Buyang Huanwu Decoction (BHD) is a classical Traditional Chinese Medicine (TCM) formula effective for treating Chronic Cerebral Ischemia with Qi Deficiency and Blood Stasis Syndrome (CCIQDBS), which is known to alleviate neuronal damage and improve cerebral blood flow. The use of a high dose of Astragalus (Huangqi) has been clinically emphasized as crucial to BHD's efficacy, yet the pharmacological basis for this requirement remains unelucidated.

Objective

This study aimed to compare the therapeutic efficacy of BHD with a high dose of Astragalus (120 g, BHDHA) versus a low dose (30 g, BHDLA) in treating CCIQDBS and to investigate the underlying mechanisms.

Methods

A mouse model of CCIQDBS was established by combining systemic hypotension with bilateral common carotid artery occlusion and sleep deprivation. The necessity of high-dose Astragalus in BHD was evaluated by assessing syndrome-specific symptoms, cognitive performance, and brain functional connectivity via functional magnetic resonance imaging (fMRI). Neurovascular coupling (NVC) function was visualized in real-time using two-photon in vivo microscopy. RNA sequencing and immunofluorescence were employed to explore the molecular mechanisms by which BHDHA improves NVC and mitigates brain injury. Finally, the role of nuclear Factor IA (NFIA) was validated through targeted gene silencing using an AAV-shRNA vector (pAVV-U6-shNfia).

Results

BHDHA demonstrated significantly superior therapeutic effects compared to BHDLA. It more effectively ameliorated CCIQDBS-induced deficits, including memory impairment and fatigue-like behaviors, and significantly enhanced brain functional connectivity. Mechanistically, BHDHA induced the morphological recovery of astrocytes, increased their perivascular coverage, and restored impaired NVC function.

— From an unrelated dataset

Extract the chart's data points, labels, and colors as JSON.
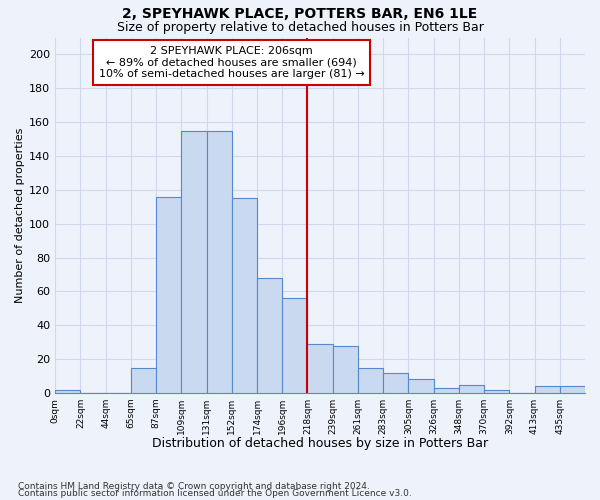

These beneficial effects were found to be dependent on the upregulation of NFIA. Silencing Nfia abolished the therapeutic advantages of BHDHA in improving NVC and cognitive function.

Conclusion

Our findings demonstrate that the high dose of Astragalus is essential for the therapeutic efficacy of BHD under the conditions of the present experimental model. BHDHA alleviates CCIQDBS by modulating NFIA to maintain the stability of the neurovascular unit (NUV), thereby improving neurovascular coupling, remodeling brain functional connectivity, and restoring cognitive function. This study provides a scientific basis for the high-dose application of Astragalus in this classical formula. This study provides a scientific basis for the high-dose application of Astragalus in the treatment of CCIQDBS using BHD.